I recall making all of $300 / month back then, sleeping on an air-mattress atop my desk in my office. I dispensed with regular eating so that I could purchase books from the Barnes & Noble store downtown. I was too young and naive to realize that the police and firemen was a political ploy to attract attention to the dire straights of New York City. Nobody would have cared about firing all the graduate students… heh!
But, in youthful panic, I searched around for a safe harbor, and decided that I would go to Wyoming (!?!) where they were constructing the world’s first completely computer-controlled 100-inch Infrared Telescope. I decided that learning how to do experimental physics would probably be good for me.

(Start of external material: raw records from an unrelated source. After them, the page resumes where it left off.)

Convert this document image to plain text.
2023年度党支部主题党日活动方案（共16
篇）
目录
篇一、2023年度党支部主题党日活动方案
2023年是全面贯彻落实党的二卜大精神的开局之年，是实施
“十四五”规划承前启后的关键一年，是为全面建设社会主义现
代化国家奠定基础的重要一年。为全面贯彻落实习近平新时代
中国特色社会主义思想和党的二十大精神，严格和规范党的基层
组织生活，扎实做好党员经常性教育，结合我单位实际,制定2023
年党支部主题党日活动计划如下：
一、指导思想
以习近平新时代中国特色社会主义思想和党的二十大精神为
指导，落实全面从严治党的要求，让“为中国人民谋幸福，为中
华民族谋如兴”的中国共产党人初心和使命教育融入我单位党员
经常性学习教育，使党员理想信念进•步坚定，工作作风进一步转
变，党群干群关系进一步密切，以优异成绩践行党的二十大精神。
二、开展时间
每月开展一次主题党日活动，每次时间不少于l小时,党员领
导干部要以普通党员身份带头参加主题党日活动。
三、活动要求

So I applied, and was accepted, against the protestations of my professors in NYC who wanted me to go instead to somewhere reputable, like Yale, or Harvard, or Princeton. But no, my youthful rebelliousness kicked in and I was convinced in my mind that experimental physics were an overdue subject for me. Besides, having grown up in the midwest, I always wanted to go out West where the cowboys roam. What could be better than Wyoming?!
Wyoming was good. After all, it taught me how to do things with my hands, besides push a pencil over equations. What I learned there served me well enough. It would be a different life than had I gone to Yale, or followed my advisor on his sabbatical to Westerbork in the Netherlands. But it would ultimately lead me to my lovely Helene.
It was in Wyoming that I learned how to use a computer to control big instruments (a 100-inch telescope – big!), and upon leaving Wyoming, my first job was at the world’s then largest telescope – The Multiple Mirror Telescope Observatory, in Tucson, Arizona. A whopping 6 x 72-inch mirrors in that beast, 7 meters aperture!
When I arrived in Tucson, the real Astrophysicists were paid $12,000/year, whether they needed it or not. I became the highest paid “staff” employee on campus, at the University of Arizona, at a whopping $24,000 / year. (staff carries less prestige though…)
After several years at the MMTO, developing its mount control and pointing system, I left to join IBM for a stint, where I applied my skills to industrial machinery and factory automation. Eventually… that led somehow to the black world. Down the rabbit hole to another universe. Commies behind every tree, so to speak…
(sorry, I am an inveterate smartass, and I have been challenged on numerous occasions to “watch what you say!” – Oh, the next 4 years ought to be really interesting… I was probably the token oddball at Raytheon. Just because I worked there doesn’t mean that I’m a bullet-head. IBM referred to the likes of us as “Wild Ducks”.)
It’s dinner time now. And yes, I am an archetypal Rocket Scientist. So Auf Wiedersehen, for now.